Но в первый же день, перед самым заходом солнца кучер слез с козел, мрачно обследовал копыта лошадей, колеса, оси и объявил, что с него хватит: лошади загнаны, повозка перегружена, и он не подрядился возить по свету разных армян. Ему нужно тотчас же воротиться обратно, чтобы еще засветло поспеть в Туронт, где у него родичи. Никакие просьбы не помогли, не подействовала и довольно значительная надбавка платы за проезд. Турок великодушно признал, что свои деньги он получил, а больше, дескать, ему не надо. Более того: он готов даром довезти седоков до Туронта, где они как нельзя лучше выспятся на настоящих кроватях, в роскошной хане его родичей. Пастор замахнулся было палкой и, верно, проучил бы нахала, если бы Овсанна не схватила мужа за руку.
А кучер выбросил из яйли всю поклажу, натянул вожжи – и был таков, оставив пятерых измученных людей в этом пустом и безотрадном краю.
Они еще час шли вперед в надежде, что на горизонте покажется какая-нибудь деревня или кто-то подвезет. Но куда ни глянь, – одна пустота: ни повозок, ни амбара, ни шалаша, ни села. Еще одну ночь довелось им провести под открытым небом, а тянулась она дольше первой, потому что никто ее не предвидел.
В неверном лунном свете изгиб дороги зловеще поблескивал, словно
клинок сабли. Они устроились подальше от большака, прямо на голой земле. Но матерь всего сущего, земля, не приласкала армян. Снизу, сквозь разостланные одеяла проступала сырость, а над ними колоколом стоял зудящий болотный воздух, в котором пели свою ядовитую песню комары.
Геворк и пастор стерегли спящих, пастор не выпускал из рук карабин, которым снабдили его отцы-миссионеры в Мараше. Последние пятьдесят часов до Йогонолука были самые тяжелые. Поистине чудо, что с Овсанной не случилось несчастья, а Искуи не сломилась. Пастор совершил ошибку: вместо того чтобы продолжать двигаться по большаку, он слишком рано свернул на узкую дорогу, которая вела на юго-запад. Через несколько миль она оборвалась. И вот начались бесконечные поиски и блуждания. На последнем отрезке этого тернистого пути их выручила необычайная физическая выносливость Геворка. Он по очереди и подолгу носил женщин на спине. Поклажу они скоро бросили на дороге. Пастор тяжело шагал впереди, сосредоточив свое внимание только на том, чтобы не потерять ориентир, которым служили облака над прибрежным горным кряжем. То и дело им встречался проселок, по которому можно было пройти кусок дороги и перебраться по гнилым доскам через водосток. Время от времени их подвозила чья-нибудь повозка, запряженная волами. Люди их не обижали. Немногие мусульмане, повстречавшиеся им по пути, относились к ним дружелюбно, давали питьевую воду, сыр. Но если бы на путников напали, они не в силах были бы обороняться. Они уже не чувствовали боли, не замечали, что у них кровоточат ноги, они брели качаясь как в дурмане, как в аду. Даже крепкий Арам шел шатаясь, с затемненным сознанием, погруженный в зыбкий мир образов. Иногда он чему-то громко смеялся. Поразительно выносливой оказалась Сато. Часто ступая своими до синевы оттоптанными ногами, она бежала рысцой за Искуи, словно тренировалась в этом во время побегов из приюта.

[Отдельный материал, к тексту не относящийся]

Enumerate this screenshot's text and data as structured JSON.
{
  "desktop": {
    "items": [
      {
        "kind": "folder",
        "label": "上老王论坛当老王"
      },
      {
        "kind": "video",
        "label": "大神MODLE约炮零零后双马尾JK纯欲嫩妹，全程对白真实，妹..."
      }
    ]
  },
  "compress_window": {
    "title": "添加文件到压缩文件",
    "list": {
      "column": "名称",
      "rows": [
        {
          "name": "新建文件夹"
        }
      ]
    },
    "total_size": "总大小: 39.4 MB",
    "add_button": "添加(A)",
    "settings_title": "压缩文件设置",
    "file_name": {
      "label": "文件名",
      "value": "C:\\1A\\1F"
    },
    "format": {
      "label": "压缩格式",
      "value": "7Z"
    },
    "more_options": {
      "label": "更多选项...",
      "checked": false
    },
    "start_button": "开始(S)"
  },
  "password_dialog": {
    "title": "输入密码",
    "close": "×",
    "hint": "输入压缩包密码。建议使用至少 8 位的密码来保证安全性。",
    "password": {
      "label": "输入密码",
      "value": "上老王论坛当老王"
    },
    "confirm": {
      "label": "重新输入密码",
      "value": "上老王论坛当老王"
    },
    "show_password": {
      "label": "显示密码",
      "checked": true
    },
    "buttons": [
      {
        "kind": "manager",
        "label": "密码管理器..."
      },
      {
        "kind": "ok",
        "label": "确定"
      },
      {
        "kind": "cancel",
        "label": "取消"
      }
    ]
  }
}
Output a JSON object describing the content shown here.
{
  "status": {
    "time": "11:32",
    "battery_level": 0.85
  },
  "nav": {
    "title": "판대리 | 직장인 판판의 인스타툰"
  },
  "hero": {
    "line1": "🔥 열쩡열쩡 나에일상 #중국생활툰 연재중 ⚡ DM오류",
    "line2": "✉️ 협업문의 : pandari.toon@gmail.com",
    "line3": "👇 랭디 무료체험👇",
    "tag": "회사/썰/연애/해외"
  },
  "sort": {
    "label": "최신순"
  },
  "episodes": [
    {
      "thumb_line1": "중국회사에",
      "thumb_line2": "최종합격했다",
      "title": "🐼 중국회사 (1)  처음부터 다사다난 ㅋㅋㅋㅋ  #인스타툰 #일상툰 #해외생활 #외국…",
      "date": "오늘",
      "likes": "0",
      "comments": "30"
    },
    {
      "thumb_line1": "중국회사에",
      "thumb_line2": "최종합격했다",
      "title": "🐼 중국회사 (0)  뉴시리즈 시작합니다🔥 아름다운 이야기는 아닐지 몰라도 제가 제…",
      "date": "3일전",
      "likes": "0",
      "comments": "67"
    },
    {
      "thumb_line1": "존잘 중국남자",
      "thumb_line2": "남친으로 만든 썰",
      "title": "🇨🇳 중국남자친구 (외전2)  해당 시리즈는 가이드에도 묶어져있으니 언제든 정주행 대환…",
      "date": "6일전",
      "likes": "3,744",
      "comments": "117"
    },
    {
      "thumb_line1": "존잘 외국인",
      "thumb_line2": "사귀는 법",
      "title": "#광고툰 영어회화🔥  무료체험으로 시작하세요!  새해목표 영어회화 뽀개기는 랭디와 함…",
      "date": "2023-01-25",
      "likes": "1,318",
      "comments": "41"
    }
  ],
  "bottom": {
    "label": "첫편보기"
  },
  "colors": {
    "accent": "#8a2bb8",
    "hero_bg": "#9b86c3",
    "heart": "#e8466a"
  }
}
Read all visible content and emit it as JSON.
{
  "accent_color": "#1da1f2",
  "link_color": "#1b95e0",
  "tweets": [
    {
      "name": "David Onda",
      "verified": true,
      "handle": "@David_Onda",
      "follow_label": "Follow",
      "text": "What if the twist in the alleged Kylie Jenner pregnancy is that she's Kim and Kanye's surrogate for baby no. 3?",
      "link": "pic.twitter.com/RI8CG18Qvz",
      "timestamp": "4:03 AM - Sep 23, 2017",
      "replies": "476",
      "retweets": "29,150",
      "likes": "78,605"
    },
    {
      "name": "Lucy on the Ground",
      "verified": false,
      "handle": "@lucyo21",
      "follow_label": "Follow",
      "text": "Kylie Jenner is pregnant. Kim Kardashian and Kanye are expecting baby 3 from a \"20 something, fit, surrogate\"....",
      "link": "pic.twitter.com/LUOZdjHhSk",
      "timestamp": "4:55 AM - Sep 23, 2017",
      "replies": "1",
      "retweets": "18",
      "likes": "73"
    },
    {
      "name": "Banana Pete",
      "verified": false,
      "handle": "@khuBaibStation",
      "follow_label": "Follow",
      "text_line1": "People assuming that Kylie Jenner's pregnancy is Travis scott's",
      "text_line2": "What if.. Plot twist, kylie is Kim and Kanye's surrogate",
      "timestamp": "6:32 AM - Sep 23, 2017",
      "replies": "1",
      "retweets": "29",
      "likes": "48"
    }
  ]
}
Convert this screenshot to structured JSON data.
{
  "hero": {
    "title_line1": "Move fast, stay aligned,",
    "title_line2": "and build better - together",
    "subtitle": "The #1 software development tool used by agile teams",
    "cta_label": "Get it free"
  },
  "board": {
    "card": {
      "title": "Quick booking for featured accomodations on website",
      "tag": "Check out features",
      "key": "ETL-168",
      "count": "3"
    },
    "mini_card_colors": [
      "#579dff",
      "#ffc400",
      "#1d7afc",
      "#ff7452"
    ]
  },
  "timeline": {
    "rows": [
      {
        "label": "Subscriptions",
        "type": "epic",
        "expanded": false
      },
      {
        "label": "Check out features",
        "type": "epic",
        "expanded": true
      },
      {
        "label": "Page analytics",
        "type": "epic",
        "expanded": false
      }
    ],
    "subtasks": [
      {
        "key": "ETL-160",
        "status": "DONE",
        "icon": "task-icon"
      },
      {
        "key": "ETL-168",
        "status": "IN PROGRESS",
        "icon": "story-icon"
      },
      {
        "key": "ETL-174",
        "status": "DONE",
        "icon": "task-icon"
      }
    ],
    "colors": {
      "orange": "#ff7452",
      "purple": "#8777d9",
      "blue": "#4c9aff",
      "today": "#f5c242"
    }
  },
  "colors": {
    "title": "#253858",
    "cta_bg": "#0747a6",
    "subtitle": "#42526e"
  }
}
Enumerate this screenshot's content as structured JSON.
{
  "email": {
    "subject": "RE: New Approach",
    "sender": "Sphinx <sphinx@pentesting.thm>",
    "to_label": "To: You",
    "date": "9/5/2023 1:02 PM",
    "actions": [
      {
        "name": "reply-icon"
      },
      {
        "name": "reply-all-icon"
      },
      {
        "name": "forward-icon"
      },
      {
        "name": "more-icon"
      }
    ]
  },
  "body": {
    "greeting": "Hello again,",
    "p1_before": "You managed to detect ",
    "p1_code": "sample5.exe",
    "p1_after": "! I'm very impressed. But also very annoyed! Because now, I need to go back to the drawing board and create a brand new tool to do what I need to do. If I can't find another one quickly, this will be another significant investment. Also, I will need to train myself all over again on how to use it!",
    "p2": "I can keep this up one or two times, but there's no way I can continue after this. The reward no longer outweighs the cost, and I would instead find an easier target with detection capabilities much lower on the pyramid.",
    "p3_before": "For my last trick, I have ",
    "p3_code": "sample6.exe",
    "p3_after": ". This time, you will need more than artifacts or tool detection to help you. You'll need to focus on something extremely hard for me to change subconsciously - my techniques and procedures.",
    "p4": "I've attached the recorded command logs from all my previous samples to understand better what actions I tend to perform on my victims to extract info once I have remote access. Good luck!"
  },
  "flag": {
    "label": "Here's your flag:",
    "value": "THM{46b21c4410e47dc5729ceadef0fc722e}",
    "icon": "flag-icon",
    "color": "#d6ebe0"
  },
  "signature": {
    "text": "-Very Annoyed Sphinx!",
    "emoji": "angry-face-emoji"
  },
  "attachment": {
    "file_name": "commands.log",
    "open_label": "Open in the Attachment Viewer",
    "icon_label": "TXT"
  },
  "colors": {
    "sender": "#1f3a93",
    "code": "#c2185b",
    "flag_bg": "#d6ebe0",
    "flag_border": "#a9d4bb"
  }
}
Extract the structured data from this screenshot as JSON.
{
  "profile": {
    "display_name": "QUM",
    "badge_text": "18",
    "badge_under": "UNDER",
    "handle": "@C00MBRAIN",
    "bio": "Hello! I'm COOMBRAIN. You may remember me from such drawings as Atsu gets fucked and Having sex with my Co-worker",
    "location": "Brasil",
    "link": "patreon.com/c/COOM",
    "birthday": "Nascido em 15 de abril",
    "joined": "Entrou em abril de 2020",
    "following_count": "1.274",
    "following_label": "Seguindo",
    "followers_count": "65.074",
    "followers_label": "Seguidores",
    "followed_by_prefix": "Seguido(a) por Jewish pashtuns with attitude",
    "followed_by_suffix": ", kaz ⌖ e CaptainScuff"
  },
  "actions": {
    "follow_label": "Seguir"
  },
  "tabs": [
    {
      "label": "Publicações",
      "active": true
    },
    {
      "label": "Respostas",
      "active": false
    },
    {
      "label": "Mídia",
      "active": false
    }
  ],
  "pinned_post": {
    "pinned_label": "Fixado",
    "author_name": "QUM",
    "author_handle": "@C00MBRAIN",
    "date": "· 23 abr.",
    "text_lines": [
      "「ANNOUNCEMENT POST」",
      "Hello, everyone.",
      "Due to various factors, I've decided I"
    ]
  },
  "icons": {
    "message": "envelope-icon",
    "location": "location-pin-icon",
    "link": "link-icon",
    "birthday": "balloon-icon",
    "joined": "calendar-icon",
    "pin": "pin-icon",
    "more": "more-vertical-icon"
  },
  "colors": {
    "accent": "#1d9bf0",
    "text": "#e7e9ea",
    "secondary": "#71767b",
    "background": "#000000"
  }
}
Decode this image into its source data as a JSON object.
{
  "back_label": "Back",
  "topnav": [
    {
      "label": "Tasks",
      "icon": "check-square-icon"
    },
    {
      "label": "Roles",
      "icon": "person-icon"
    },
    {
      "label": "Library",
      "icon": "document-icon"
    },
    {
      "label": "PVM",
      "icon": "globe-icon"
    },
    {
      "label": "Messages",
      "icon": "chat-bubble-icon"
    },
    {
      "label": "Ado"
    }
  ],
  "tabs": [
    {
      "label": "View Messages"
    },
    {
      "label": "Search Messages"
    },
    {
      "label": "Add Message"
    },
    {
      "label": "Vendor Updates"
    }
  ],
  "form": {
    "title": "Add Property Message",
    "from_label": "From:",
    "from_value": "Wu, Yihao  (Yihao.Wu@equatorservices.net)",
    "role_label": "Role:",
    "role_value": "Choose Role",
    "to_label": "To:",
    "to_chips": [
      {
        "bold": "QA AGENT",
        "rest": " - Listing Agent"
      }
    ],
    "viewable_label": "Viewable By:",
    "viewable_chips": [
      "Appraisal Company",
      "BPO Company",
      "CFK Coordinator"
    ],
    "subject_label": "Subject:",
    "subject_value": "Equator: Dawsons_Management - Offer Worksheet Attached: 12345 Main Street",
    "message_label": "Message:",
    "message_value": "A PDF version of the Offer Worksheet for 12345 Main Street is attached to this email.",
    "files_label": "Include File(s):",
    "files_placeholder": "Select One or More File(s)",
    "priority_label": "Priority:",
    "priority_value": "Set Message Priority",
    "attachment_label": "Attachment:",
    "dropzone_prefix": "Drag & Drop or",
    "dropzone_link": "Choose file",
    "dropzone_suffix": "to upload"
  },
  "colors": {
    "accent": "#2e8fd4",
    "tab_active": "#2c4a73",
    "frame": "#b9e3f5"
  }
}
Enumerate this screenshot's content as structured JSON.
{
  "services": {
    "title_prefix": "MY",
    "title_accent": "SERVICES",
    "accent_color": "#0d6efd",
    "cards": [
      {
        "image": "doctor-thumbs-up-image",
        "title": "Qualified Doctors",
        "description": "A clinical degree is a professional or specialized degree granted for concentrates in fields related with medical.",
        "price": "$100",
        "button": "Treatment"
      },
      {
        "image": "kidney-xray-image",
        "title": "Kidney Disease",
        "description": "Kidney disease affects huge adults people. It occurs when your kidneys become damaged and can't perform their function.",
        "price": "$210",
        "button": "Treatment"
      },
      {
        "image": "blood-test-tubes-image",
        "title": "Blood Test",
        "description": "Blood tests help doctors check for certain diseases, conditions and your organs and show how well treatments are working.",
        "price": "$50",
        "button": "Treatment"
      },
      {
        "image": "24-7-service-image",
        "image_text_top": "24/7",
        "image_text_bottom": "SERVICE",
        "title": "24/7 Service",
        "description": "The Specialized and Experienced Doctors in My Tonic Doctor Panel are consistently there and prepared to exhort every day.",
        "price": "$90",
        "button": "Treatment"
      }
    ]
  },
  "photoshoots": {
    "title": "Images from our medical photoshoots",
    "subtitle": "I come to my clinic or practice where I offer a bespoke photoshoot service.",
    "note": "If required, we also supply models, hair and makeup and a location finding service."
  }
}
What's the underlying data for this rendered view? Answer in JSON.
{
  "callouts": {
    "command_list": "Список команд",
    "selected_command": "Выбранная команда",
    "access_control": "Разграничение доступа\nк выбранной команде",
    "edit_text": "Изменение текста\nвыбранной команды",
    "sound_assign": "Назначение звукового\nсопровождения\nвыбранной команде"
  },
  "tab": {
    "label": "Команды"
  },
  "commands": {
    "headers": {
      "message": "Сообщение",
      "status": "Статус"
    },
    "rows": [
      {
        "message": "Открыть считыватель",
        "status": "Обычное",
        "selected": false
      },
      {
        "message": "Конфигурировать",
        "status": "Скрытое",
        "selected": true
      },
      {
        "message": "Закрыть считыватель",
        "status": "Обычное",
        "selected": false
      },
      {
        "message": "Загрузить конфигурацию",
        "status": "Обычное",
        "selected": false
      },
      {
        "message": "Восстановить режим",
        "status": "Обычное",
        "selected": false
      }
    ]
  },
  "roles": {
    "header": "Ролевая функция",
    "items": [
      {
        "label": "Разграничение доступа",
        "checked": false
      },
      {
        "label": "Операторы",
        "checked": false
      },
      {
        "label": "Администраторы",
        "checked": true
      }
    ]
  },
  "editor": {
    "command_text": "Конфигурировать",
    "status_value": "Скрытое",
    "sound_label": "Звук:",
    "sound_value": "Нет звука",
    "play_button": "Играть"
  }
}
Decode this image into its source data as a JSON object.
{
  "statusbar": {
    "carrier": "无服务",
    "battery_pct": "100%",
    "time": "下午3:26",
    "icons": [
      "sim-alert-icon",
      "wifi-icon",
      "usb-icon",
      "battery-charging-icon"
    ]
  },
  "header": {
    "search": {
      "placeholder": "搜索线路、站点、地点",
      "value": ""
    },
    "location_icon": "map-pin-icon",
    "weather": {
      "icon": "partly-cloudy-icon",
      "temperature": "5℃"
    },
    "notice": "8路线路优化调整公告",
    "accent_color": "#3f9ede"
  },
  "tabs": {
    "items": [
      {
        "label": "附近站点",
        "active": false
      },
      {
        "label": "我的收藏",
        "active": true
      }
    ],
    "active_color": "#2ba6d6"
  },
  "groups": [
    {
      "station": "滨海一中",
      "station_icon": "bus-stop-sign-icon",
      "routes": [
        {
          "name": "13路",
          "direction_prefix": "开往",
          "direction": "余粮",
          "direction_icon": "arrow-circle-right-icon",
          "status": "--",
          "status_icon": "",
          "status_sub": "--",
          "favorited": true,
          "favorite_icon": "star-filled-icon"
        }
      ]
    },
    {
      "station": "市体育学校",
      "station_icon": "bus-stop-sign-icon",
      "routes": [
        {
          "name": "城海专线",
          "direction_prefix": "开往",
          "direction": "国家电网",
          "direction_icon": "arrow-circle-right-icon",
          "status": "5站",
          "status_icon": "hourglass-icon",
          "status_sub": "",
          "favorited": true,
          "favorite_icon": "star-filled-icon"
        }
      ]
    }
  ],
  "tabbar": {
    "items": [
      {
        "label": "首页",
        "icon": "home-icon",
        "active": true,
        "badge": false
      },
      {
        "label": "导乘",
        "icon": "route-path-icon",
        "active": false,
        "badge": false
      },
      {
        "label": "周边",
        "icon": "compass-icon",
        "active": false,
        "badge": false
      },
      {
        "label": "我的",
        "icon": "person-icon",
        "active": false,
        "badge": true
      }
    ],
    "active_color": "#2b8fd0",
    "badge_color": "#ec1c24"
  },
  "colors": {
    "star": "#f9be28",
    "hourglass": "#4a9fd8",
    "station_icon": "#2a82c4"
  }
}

Когда Габриэл Багратян увидел на церковной паперти беглецов, они находились в состоянии немощной отрешенности. Но они были молоды, спасение пришло нежданно, перед ними светились добрые старческие лица отца, священника, доктора, им говорили ласковые слова, их обдавало теплом родины, поэтому они быстро пришли в себя, и сверхчеловеческая усталость сразу сменилась бурным оживлением.
Пастор Арам повторял:
– Не сравнивайте это с прежними погромами… Это гораздо хуже, гораздо печальнее, беспощадней, чем все погромы, и, главное, длится гораздо дольше. Это не оставляет ни днем ни ночью…
Он сжал пальцами виски.
– Никак не могу совладать с собой. Дети все время стоят перед глазами… Только бы Вудли удалось их спасти…
Доктор Алтуни молча обследовал руку Искуи, другие расспрашивали Арама. Вопросы, вполне естественно, сыпались со всех сторон:
– Можно ли ждать, что они ограничатся только Зейтуном?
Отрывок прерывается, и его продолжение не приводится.